Word lists are especially made to cover all types of vocals and hearing issues, so from listening 20 words, and repeating them back, it’s easy to both asses the progress and see where aids need tweaking eg which sounds you don’t hear but you should since you heard them during initial wrs with headphones and those words on blastingly loud.
Rem based live speech mapping makes process easier and faster for them. Gives good baseline and comprehension for you in just a few minutes of doing it.
So basically, it’s beneficial for fitter since it saves time enormously. One fitting session of 10-15 minutes and you immediately have the best speech comprehension in quiet.
However, it isn’t necessary. Unfortunately, people who don’t do that, also don’t do anything else. So ‘do you do REM’ is simple question to filter out good fiter.
However wrs with headphones to see how much help you actually can get from ampflication and then tweaking aids until you can get at least the same wrs using them on normal loud sounds (65db), is a bare minimum!!
In situ audiogram has nothing to do with how well you understand speech with aids.
Aids are just amplifiers. So if your initial wrs test showed that you need 100db input and you understand 80% of words, then well fitted aids should give you 80% of the same words on all sounds.
So, if I speak to you on 65db, aids should boost that to give 100db your ear need.
But if you heard wood correctly but not house during initial wrs, and with aids you don’t hear any, aids aren’t fitted properly, no matter the fitting process (rem is that, fitting process). However, no aid in the world will give you back house if your cochlea is that damaged and just cannot hear those sounds.
In other words, if your initial wrs is 90 or more, that means that aids can help you to understand almost everything.
If wrs is 50, aids won’t bring you up to 90, however, without them, you cannot hear even that 50, so they’re still useful to deliver that 50.
You only care about end results after all.
How can they know if you hear well if they don’t test and verify what they’re done?
‘how do you hear me now’ aren’t words from word list that addresses tricky sounds
Tell them you won’t need their services obviously, so, ask for unbundled price, just aid, without endless hours of pathetic work based on ‘how do you hear me now’. You can do better yourself, if nothing then from the sheer fact that you can directly test and tweak in your environment eg home, and not perfectly quiet office.
And from the fact that phonak programming software has a wizard which helps with fitting.
Like ‘problem with own voice’, then you click, and it adjust gains. Or ‘problem with female voices’. Or ‘problem with s, sh sound’ or many others.
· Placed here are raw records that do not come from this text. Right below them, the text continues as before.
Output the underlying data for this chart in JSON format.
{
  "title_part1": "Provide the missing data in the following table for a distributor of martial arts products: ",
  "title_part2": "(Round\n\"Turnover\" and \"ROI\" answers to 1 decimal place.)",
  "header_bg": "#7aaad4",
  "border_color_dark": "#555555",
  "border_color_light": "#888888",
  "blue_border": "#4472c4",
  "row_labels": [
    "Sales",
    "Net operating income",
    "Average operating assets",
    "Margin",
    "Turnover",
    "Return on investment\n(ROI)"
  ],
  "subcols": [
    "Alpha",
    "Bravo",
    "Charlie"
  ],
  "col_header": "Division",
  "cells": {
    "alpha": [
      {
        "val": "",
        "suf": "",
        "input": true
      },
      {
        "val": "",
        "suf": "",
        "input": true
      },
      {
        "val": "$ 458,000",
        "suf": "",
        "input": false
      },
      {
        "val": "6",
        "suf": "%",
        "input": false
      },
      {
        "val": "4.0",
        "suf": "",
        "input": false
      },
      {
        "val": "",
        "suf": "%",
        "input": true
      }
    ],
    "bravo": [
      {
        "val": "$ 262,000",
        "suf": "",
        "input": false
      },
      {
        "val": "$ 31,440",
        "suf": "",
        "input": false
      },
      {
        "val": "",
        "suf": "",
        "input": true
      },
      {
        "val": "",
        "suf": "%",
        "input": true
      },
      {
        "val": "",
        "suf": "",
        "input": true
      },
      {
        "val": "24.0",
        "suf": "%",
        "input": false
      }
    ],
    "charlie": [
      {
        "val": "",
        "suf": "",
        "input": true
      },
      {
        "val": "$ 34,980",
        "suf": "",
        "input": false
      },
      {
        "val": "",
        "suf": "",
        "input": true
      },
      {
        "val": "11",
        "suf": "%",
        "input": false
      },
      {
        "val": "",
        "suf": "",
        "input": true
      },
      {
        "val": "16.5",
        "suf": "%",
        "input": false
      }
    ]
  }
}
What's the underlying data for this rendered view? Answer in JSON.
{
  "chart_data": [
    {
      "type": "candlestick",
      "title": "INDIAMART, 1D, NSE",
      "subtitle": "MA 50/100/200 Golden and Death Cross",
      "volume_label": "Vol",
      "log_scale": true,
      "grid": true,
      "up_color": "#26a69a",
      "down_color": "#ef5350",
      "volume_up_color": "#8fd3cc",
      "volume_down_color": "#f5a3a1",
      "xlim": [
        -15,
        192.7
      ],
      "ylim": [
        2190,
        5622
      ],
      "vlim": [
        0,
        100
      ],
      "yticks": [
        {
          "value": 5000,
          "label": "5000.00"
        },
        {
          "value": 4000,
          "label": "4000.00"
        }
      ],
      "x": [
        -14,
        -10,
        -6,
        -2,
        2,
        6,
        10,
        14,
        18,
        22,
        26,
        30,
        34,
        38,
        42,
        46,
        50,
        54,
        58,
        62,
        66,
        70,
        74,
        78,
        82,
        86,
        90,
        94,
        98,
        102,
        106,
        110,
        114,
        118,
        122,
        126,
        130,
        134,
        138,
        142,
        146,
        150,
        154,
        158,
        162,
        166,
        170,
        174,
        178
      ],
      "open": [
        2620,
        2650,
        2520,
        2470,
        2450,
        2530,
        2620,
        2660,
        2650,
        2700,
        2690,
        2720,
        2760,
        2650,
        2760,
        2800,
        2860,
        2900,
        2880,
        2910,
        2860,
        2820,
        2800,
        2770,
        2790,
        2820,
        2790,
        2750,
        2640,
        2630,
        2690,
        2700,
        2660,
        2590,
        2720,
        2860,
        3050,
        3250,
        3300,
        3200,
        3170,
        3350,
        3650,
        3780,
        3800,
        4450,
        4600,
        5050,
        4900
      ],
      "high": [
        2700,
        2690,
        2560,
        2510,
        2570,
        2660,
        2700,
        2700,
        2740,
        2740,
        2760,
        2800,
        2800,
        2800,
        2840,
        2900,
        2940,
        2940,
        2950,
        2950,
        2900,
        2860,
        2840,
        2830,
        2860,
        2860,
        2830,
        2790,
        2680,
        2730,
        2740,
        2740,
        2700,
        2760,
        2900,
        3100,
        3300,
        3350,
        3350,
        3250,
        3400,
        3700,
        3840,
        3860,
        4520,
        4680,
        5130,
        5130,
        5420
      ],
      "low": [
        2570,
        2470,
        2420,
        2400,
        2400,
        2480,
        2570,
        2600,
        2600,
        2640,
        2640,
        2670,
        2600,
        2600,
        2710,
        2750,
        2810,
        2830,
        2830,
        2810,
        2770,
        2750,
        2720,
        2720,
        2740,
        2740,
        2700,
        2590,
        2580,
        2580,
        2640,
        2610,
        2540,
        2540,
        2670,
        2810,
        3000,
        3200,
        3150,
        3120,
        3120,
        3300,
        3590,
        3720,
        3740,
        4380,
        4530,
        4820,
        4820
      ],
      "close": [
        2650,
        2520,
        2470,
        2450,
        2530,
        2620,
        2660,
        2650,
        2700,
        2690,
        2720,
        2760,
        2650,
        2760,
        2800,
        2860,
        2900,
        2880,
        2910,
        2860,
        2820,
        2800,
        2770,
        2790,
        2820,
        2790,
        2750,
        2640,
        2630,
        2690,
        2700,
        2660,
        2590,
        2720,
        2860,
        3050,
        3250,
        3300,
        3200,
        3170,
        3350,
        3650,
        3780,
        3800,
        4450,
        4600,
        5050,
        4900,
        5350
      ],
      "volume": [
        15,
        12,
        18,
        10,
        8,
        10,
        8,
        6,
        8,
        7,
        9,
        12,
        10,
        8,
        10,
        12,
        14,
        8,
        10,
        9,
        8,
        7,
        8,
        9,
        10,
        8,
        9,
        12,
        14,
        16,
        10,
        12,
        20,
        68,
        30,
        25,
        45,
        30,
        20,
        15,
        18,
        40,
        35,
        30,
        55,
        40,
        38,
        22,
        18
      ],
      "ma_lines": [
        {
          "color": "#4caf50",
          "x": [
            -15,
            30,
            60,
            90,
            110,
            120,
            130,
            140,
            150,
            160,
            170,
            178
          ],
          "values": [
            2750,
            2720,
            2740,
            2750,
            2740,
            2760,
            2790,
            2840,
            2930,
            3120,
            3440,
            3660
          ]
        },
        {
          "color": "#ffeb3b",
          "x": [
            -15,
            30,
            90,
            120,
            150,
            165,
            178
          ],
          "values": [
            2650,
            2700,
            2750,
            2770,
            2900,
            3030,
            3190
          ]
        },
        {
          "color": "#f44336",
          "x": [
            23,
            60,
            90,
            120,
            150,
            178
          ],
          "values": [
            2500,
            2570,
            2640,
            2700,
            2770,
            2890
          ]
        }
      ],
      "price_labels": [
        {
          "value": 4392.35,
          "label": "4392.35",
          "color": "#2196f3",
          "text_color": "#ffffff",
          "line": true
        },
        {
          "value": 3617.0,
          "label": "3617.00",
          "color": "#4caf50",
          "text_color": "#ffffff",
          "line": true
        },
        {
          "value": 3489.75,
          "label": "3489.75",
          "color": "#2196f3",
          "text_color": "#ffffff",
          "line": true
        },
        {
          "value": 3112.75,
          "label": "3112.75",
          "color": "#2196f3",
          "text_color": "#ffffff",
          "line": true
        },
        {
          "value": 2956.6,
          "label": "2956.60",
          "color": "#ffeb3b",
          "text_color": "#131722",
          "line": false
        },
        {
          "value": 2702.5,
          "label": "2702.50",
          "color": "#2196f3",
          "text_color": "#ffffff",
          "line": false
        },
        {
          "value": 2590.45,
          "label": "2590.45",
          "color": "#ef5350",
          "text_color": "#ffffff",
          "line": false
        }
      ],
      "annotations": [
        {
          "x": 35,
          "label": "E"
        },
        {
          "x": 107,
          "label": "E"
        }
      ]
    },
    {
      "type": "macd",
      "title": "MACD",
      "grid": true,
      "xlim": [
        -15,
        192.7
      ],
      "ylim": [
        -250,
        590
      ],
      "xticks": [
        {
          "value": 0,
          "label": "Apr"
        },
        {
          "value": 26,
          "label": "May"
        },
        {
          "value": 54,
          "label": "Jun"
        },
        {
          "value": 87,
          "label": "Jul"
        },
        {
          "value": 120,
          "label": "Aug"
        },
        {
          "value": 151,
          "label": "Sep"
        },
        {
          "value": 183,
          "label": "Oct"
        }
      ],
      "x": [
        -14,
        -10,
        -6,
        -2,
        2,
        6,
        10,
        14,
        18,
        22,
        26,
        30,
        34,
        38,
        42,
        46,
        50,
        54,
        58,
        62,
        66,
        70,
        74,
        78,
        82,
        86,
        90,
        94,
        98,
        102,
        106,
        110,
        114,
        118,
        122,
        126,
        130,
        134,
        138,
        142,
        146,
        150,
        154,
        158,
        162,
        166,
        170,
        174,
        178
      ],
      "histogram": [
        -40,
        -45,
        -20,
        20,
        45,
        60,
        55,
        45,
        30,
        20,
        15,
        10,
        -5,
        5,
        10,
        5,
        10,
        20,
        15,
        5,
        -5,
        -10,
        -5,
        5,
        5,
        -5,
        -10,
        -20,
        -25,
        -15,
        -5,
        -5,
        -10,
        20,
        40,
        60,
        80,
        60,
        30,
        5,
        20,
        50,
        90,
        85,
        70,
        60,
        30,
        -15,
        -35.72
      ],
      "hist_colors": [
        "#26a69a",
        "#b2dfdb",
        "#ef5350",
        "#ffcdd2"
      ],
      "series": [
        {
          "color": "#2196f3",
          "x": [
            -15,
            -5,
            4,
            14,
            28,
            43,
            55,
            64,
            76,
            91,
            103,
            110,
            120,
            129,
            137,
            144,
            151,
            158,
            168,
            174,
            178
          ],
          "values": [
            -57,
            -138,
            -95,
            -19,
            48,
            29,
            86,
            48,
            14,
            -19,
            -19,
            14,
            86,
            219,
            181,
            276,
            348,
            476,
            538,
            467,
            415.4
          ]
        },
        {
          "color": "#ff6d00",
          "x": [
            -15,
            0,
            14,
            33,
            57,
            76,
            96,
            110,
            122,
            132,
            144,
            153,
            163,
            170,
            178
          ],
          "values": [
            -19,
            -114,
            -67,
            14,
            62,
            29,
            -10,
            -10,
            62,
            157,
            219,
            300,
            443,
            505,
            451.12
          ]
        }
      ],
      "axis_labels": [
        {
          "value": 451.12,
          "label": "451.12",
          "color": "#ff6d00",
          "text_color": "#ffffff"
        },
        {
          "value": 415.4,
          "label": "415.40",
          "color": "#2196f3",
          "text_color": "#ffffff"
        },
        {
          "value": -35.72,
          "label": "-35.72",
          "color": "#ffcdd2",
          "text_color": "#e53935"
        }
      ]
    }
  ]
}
You don’t need to be an expert to read that and click around.
It’s literally made in ‘for dummies’ approach.
Good fitter doesn’t use that since they now how sound behaves and they directly adjust gains when you tell them and describe your issue.
But sw is so good that you can pick an issue and it will do gain adjustment per frequency for you.
And I think we all are ‘smart’ enough to not click ‘problem with own voice’ if we have problems with sh sound.
And you can record your list, and put it on repeat and check which words you hear completely and which don’t.
It’s not even about perfect recording or calibration, it’s about being able to repeat the process in the same conditions and being able to compare before and after tweak.
And yes, sw has ‘undo’ and even direct comparison between two points in time/sessions.
It’s just that ‘how do you hear me now’ aren’t useful words for testing. Especially since you probably look at person.